RYAN MANDELBAUM: Well, I think that the weirdest thing here is just simply the fact that it’s A, so big, and B, just has all of these weird properties that make it so resistant to disease, and to, well, sort of to cancer, things like that.
IRA FLATOW: So we could probably make use of for people.
RYAN MANDELBAUM: Well, that’s the hope. Yeah, if you study something like this long enough, maybe we’ll come up with some wild new way to cure cancer. We don’t know for sure yet, because this is just step one is sequencing the genome. But from here more research ensues, right?
IRA FLATOW: Right. And finally in other health news is the FDA has a warning for us.
RYAN MANDELBAUM: That’s right. Don’t inject yourself with young blood.
IRA FLATOW: Now, this is a thing, right? This is a thing that people do.
RYAN MANDELBAUM: Yeah, it is a thing. There is preliminary research in mice that shows that the blood of younger mice is different from the blood of older mice in that it did seem to help the health of these older mice if they injected the younger blood– if they infused the younger blood into the older mice. But that doesn’t say very much about us as people.

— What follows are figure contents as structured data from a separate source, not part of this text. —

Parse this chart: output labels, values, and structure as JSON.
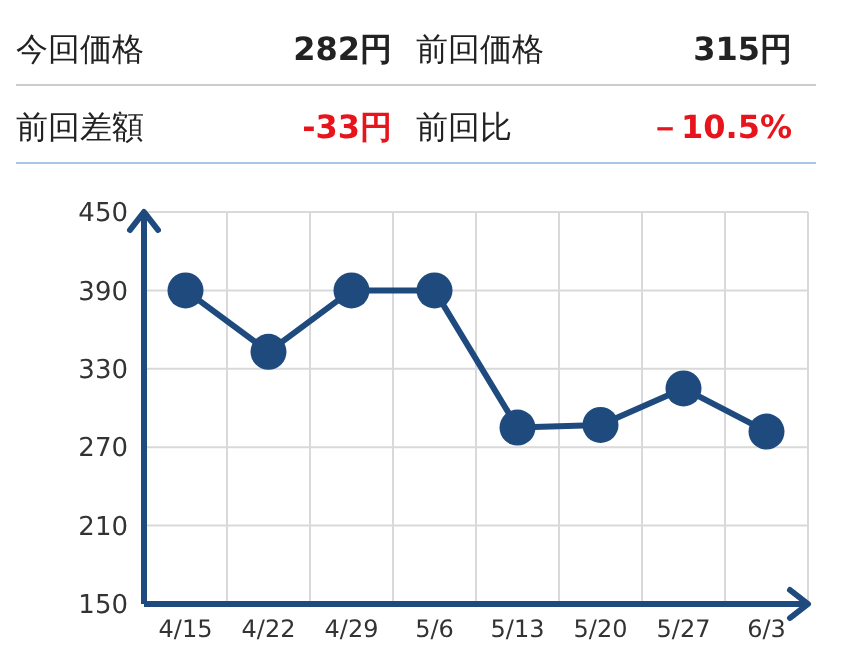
{
  "chart_data": {
    "type": "line",
    "annotations": [
      "今回価格",
      "282円",
      "前回価格",
      "315円",
      "前回差額",
      "-33円",
      "前回比",
      "－10.5%"
    ],
    "categories": [
      "4/15",
      "4/22",
      "4/29",
      "5/6",
      "5/13",
      "5/20",
      "5/27",
      "6/3"
    ],
    "series": [
      {
        "color": "#1f4a7e",
        "values": [
          390,
          343,
          390,
          390,
          285,
          287,
          315,
          282
        ]
      }
    ],
    "ylim": [
      150,
      450
    ],
    "yticks": [
      150,
      210,
      270,
      330,
      390,
      450
    ],
    "grid": true,
    "marker": "circle",
    "line_style": "solid"
  }
}
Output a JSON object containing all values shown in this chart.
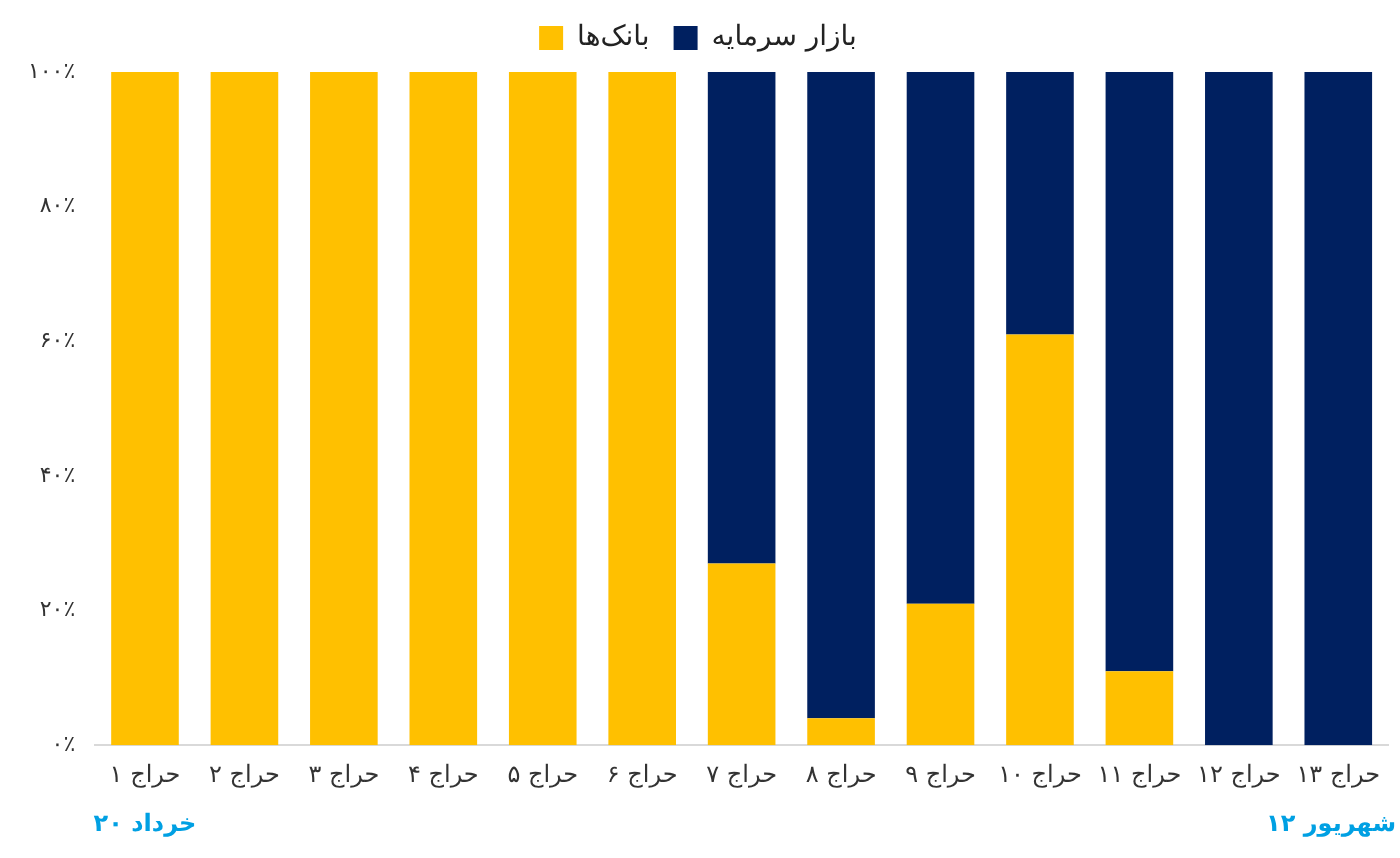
{
  "chart_data": {
    "type": "bar",
    "stacked": true,
    "legend": "top",
    "grid": false,
    "categories": [
      "حراج ۱",
      "حراج ۲",
      "حراج ۳",
      "حراج ۴",
      "حراج ۵",
      "حراج ۶",
      "حراج ۷",
      "حراج ۸",
      "حراج ۹",
      "حراج ۱۰",
      "حراج ۱۱",
      "حراج ۱۲",
      "حراج ۱۳"
    ],
    "series": [
      {
        "name": "بانک‌ها",
        "color": "#ffc000",
        "values": [
          100,
          100,
          100,
          100,
          100,
          100,
          27,
          4,
          21,
          61,
          11,
          0,
          0
        ]
      },
      {
        "name": "بازار سرمایه",
        "color": "#002060",
        "values": [
          0,
          0,
          0,
          0,
          0,
          0,
          73,
          96,
          79,
          39,
          89,
          100,
          100
        ]
      }
    ],
    "ylim": [
      0,
      100
    ],
    "yticks": [
      {
        "value": 0,
        "label": "۰٪"
      },
      {
        "value": 20,
        "label": "۲۰٪"
      },
      {
        "value": 40,
        "label": "۴۰٪"
      },
      {
        "value": 60,
        "label": "۶۰٪"
      },
      {
        "value": 80,
        "label": "۸۰٪"
      },
      {
        "value": 100,
        "label": "۱۰۰٪"
      }
    ],
    "annotations": [
      "۲۰ خرداد",
      "۱۲ شهریور"
    ]
  }
}
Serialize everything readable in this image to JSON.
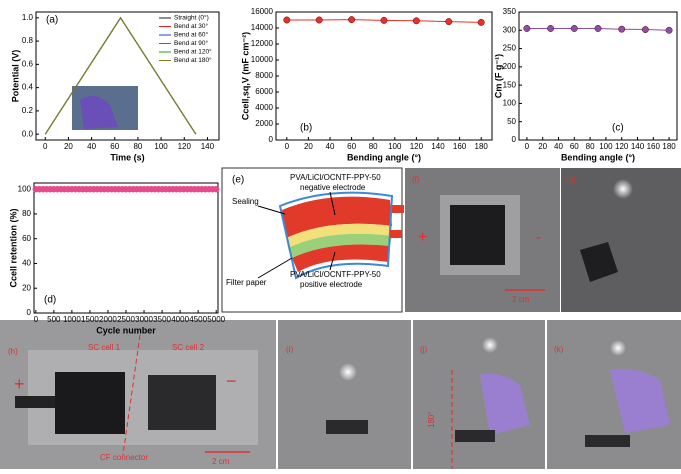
{
  "chart_data": [
    {
      "type": "line",
      "panel_label": "(a)",
      "xlabel": "Time (s)",
      "ylabel": "Potential (V)",
      "xlim": [
        -8,
        150
      ],
      "ylim": [
        -0.05,
        1.05
      ],
      "xticks": [
        0,
        20,
        40,
        60,
        80,
        100,
        120,
        140
      ],
      "yticks": [
        {
          "value": 0,
          "label": "0.0"
        },
        {
          "value": 0.2,
          "label": "0.2"
        },
        {
          "value": 0.4,
          "label": "0.4"
        },
        {
          "value": 0.6,
          "label": "0.6"
        },
        {
          "value": 0.8,
          "label": "0.8"
        },
        {
          "value": 1.0,
          "label": "1.0"
        }
      ],
      "x": [
        0,
        65,
        130
      ],
      "legend": "upper right",
      "series": [
        {
          "name": "Straight (0°)",
          "color": "#222222",
          "values": [
            0,
            1.0,
            0
          ]
        },
        {
          "name": "Bend at 30°",
          "color": "#e02020",
          "values": [
            0,
            1.0,
            0
          ]
        },
        {
          "name": "Bend at 60°",
          "color": "#2040d0",
          "values": [
            0,
            1.0,
            0
          ]
        },
        {
          "name": "Bend at 90°",
          "color": "#b030b0",
          "values": [
            0,
            1.0,
            0
          ]
        },
        {
          "name": "Bend at 120°",
          "color": "#20a020",
          "values": [
            0,
            1.0,
            0
          ]
        },
        {
          "name": "Bend at 180°",
          "color": "#808020",
          "values": [
            0,
            1.0,
            0
          ]
        }
      ]
    },
    {
      "type": "line",
      "panel_label": "(b)",
      "xlabel": "Bending angle (°)",
      "ylabel": "Ccell,sq,V (mF cm⁻²)",
      "xlim": [
        -10,
        190
      ],
      "ylim": [
        0,
        16000
      ],
      "xticks": [
        0,
        20,
        40,
        60,
        80,
        100,
        120,
        140,
        160,
        180
      ],
      "yticks": [
        0,
        2000,
        4000,
        6000,
        8000,
        10000,
        12000,
        14000,
        16000
      ],
      "x": [
        0,
        30,
        60,
        90,
        120,
        150,
        180
      ],
      "series": [
        {
          "name": "Ccell,sq,V",
          "color": "#e8302a",
          "values": [
            15000,
            15000,
            15050,
            14950,
            14900,
            14800,
            14700
          ]
        }
      ]
    },
    {
      "type": "line",
      "panel_label": "(c)",
      "xlabel": "Bending angle (°)",
      "ylabel": "Cm (F g⁻¹)",
      "xlim": [
        -10,
        190
      ],
      "ylim": [
        0,
        350
      ],
      "xticks": [
        0,
        20,
        40,
        60,
        80,
        100,
        120,
        140,
        160,
        180
      ],
      "yticks": [
        0,
        50,
        100,
        150,
        200,
        250,
        300,
        350
      ],
      "x": [
        0,
        30,
        60,
        90,
        120,
        150,
        180
      ],
      "series": [
        {
          "name": "Cm",
          "color": "#8a4fa6",
          "values": [
            305,
            305,
            305,
            305,
            303,
            302,
            300
          ]
        }
      ]
    },
    {
      "type": "scatter",
      "panel_label": "(d)",
      "xlabel": "Cycle number",
      "ylabel": "Ccell retention (%)",
      "xlim": [
        -50,
        5050
      ],
      "ylim": [
        0,
        105
      ],
      "xticks": [
        0,
        500,
        1000,
        1500,
        2000,
        2500,
        3000,
        3500,
        4000,
        4500,
        5000
      ],
      "yticks": [
        0,
        20,
        40,
        60,
        80,
        100
      ],
      "x": [
        0,
        100,
        200,
        300,
        400,
        500,
        600,
        700,
        800,
        900,
        1000,
        1100,
        1200,
        1300,
        1400,
        1500,
        1600,
        1700,
        1800,
        1900,
        2000,
        2100,
        2200,
        2300,
        2400,
        2500,
        2600,
        2700,
        2800,
        2900,
        3000,
        3100,
        3200,
        3300,
        3400,
        3500,
        3600,
        3700,
        3800,
        3900,
        4000,
        4100,
        4200,
        4300,
        4400,
        4500,
        4600,
        4700,
        4800,
        4900,
        5000
      ],
      "series": [
        {
          "name": "Ccell retention",
          "color": "#e64a8a",
          "values": [
            100,
            100,
            100,
            100,
            100,
            100,
            100,
            100,
            100,
            100,
            100,
            100,
            100,
            100,
            100,
            100,
            100,
            100,
            100,
            100,
            100,
            100,
            100,
            100,
            100,
            100,
            100,
            100,
            100,
            100,
            100,
            100,
            100,
            100,
            100,
            100,
            100,
            100,
            100,
            100,
            100,
            100,
            100,
            100,
            100,
            100,
            100,
            100,
            100,
            100,
            100
          ]
        }
      ]
    }
  ],
  "diagram": {
    "label": "(e)",
    "top": "PVA/LiCl/OCNTF-PPY-50",
    "top2": "negative electrode",
    "sealing": "Sealing",
    "filter": "Filter paper",
    "bottom": "PVA/LiCl/OCNTF-PPY-50",
    "bottom2": "positive electrode"
  },
  "photos": {
    "f": {
      "label": "(f)",
      "plus": "+",
      "minus": "-",
      "scale": "2 cm"
    },
    "g": {
      "label": "(g)"
    },
    "h": {
      "label": "(h)",
      "cell1": "SC cell 1",
      "cell2": "SC cell 2",
      "plus": "+",
      "minus": "−",
      "connector": "CF connector",
      "scale": "2 cm"
    },
    "i": {
      "label": "(i)"
    },
    "j": {
      "label": "(j)",
      "angle": "180°"
    },
    "k": {
      "label": "(k)"
    }
  }
}
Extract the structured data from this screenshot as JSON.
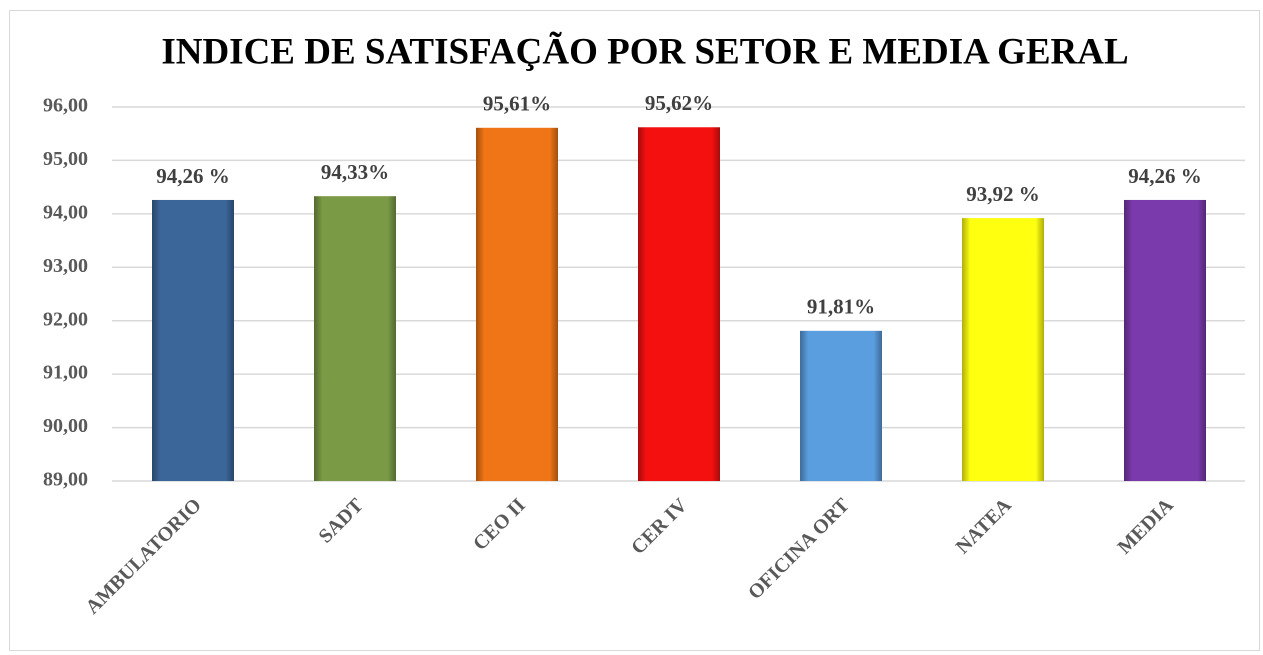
{
  "chart_data": {
    "type": "bar",
    "title": "INDICE DE SATISFAÇÃO POR SETOR E MEDIA GERAL",
    "categories": [
      "AMBULATORIO",
      "SADT",
      "CEO II",
      "CER IV",
      "OFICINA ORT",
      "NATEA",
      "MEDIA"
    ],
    "values": [
      94.26,
      94.33,
      95.61,
      95.62,
      91.81,
      93.92,
      94.26
    ],
    "value_labels": [
      "94,26 %",
      "94,33%",
      "95,61%",
      "95,62%",
      "91,81%",
      "93,92 %",
      "94,26 %"
    ],
    "colors": [
      "#3a6699",
      "#7a9a45",
      "#f07516",
      "#f51010",
      "#5b9ee0",
      "#ffff10",
      "#7a3aab"
    ],
    "ylim": [
      89,
      96
    ],
    "yticks": [
      {
        "value": 89,
        "label": "89,00"
      },
      {
        "value": 90,
        "label": "90,00"
      },
      {
        "value": 91,
        "label": "91,00"
      },
      {
        "value": 92,
        "label": "92,00"
      },
      {
        "value": 93,
        "label": "93,00"
      },
      {
        "value": 94,
        "label": "94,00"
      },
      {
        "value": 95,
        "label": "95,00"
      },
      {
        "value": 96,
        "label": "96,00"
      }
    ],
    "grid": true
  }
}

It hasn’t gone through rigorous clinical trials. And there’s no proven benefits yet. And so you have people who– it’s shady. People are like, well, come join my secret clinical trial, and we’ll inject young blood into you, and you’ll live forever. And everybody’s like, yeah that sounds great. But don’t do that.
IRA FLATOW: And the FDA has a warning for companies that are trying to sell this idea.
RYAN MANDELBAUM: That’s right. People are seizing on the sort of the nascent but inconclusive science right now. So they’re basically saying, don’t fall for this yet.
IRA FLATOW: Yeah, well. Thank you, Ryan, for keeping us up to date, and further warning.
RYAN MANDELBAUM: Yeah, of course. Thanks for having me again, Ira.
IRA FLATOW: You’re welcome Ryan Mandelbaum, a science writer at Gizmodo.